The “Cryptoqueen,” the fugitive founder of OneCoin, and three of her friends were brought before a German court on charges of fraud, money laundering, and banking offences, as reported by Cointelegraph.

According to Cointelegraph, Ignatova’s connection to a Munich-based attorney who testified in court on October 18 is accused of transferring $19.7 million to the Cayman Islands on her behalf in order to buy two London apartments. In addition, according to a Bloomberg story, a husband and wife are accused of managing $315.4 million in payments from OneCoin users.
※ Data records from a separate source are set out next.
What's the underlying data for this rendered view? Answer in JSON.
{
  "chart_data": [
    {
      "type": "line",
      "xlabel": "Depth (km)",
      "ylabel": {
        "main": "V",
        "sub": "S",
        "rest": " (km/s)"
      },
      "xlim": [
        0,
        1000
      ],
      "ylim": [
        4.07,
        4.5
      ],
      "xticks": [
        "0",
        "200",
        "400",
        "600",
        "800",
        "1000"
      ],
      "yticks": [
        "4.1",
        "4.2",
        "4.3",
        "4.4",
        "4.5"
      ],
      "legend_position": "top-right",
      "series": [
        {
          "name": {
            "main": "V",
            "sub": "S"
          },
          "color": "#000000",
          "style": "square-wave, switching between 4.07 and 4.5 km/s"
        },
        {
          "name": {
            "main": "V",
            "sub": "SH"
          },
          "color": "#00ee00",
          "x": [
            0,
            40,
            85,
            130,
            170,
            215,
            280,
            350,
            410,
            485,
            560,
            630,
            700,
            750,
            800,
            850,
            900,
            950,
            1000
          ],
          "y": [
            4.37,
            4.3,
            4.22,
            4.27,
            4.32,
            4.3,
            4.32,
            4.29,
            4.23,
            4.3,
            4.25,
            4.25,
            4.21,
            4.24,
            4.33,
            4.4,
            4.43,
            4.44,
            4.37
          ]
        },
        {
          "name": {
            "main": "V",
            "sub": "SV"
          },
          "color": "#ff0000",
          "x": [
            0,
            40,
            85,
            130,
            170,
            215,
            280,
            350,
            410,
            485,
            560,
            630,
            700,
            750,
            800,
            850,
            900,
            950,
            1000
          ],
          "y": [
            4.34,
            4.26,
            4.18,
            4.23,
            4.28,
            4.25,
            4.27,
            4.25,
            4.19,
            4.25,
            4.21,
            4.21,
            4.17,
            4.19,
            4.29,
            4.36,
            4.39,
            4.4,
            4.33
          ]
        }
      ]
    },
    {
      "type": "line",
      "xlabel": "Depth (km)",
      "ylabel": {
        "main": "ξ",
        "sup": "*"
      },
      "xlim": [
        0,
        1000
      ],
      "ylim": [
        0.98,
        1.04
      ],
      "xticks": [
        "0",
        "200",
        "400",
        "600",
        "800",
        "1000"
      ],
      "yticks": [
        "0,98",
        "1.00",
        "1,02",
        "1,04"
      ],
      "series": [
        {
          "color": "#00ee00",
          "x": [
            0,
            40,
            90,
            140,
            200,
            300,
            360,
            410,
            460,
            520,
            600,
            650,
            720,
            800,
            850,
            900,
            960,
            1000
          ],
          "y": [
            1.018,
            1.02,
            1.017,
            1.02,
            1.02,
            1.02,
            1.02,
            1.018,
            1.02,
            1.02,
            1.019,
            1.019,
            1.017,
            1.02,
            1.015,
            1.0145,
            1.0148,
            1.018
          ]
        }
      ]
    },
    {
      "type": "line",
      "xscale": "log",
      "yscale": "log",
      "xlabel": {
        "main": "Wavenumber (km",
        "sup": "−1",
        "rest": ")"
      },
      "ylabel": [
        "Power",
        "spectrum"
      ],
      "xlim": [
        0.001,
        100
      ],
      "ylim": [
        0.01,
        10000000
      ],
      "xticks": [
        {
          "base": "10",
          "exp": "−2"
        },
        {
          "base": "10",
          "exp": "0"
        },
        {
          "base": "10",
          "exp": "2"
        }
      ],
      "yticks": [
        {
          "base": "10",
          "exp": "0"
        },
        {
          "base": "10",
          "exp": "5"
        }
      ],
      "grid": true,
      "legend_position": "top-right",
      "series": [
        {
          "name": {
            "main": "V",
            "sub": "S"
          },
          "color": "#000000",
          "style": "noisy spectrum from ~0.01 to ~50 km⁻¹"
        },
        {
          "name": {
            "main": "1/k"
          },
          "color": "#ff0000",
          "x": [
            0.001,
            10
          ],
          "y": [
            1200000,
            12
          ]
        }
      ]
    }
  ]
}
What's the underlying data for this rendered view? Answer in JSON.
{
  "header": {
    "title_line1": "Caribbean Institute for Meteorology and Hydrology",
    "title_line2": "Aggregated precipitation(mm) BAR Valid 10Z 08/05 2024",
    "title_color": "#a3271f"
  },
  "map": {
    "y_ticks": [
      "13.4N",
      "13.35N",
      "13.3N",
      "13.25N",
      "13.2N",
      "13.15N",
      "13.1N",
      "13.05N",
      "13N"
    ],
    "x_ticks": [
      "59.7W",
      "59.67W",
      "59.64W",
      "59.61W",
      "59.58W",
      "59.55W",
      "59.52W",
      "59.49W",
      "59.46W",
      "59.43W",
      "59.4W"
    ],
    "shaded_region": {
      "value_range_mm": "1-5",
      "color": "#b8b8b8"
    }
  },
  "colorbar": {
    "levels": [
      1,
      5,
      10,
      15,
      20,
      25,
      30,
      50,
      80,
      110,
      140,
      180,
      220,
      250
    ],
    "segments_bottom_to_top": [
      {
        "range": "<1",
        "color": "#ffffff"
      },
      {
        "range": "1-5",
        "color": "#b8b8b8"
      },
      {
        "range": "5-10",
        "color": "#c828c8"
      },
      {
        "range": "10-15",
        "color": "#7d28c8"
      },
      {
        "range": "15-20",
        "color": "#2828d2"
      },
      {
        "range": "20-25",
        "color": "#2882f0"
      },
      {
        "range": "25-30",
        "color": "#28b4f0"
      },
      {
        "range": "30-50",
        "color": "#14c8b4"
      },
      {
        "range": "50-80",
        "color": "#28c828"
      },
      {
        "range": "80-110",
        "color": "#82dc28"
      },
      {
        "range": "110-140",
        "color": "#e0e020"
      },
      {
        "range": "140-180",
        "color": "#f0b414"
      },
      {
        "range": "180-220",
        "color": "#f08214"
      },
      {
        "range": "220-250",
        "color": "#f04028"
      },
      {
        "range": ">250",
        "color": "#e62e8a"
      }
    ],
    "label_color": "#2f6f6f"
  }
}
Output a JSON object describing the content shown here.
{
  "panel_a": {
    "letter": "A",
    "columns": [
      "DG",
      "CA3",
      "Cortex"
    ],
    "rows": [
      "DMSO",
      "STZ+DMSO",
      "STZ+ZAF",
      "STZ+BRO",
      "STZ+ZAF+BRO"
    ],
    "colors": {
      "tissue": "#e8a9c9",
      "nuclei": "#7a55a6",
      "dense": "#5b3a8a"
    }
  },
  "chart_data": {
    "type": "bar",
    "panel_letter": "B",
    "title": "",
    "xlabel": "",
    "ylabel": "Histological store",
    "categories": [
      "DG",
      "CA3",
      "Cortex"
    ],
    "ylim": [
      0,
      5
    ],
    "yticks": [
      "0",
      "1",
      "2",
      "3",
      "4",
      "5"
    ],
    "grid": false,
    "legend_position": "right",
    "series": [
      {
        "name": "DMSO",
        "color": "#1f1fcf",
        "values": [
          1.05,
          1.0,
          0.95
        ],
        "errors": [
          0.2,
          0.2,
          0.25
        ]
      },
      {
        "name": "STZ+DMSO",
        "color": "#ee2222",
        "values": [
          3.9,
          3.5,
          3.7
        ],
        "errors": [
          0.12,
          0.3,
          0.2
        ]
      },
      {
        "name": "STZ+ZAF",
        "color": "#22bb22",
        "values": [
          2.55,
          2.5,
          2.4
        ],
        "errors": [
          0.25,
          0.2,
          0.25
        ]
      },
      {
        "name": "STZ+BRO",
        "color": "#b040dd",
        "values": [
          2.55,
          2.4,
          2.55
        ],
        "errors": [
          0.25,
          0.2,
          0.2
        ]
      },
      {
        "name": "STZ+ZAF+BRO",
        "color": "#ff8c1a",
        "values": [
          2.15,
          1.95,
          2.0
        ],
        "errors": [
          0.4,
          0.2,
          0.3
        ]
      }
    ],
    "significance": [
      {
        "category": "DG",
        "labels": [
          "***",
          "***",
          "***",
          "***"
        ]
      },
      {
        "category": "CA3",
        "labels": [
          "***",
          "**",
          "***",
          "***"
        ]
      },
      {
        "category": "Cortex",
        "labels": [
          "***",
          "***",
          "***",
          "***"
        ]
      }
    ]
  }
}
The Federal Bureau of Investigation (FBI) reports that Ignatova launched OneCoin in 2014 under the guise of a cryptocurrency and trading project, but it was soon discovered to be a pyramid scheme that lured users in with false business and technical claims that were untrue, such as a token mining structure that was nonexistent.

The initiative cheated more than 3 million investors out of about $4 billion, according to the FBI, with prosecutors stating in the German court that, “In reality, the ever-growing value was a fake and the mining process was only simulated by the software.”

Cointelegraph further noted that prosecutors have already taken action against one other suspected collaborator, Christoper Hamilton, who is accused of laundering $105 million through the scam in 2014. The latest three OneCoin figures to be charged with crimes add to that case.

Hamilton’s extradition to the United States was authorised by a British judge in August 2021, and it was reported that he was extradited at the beginning of September.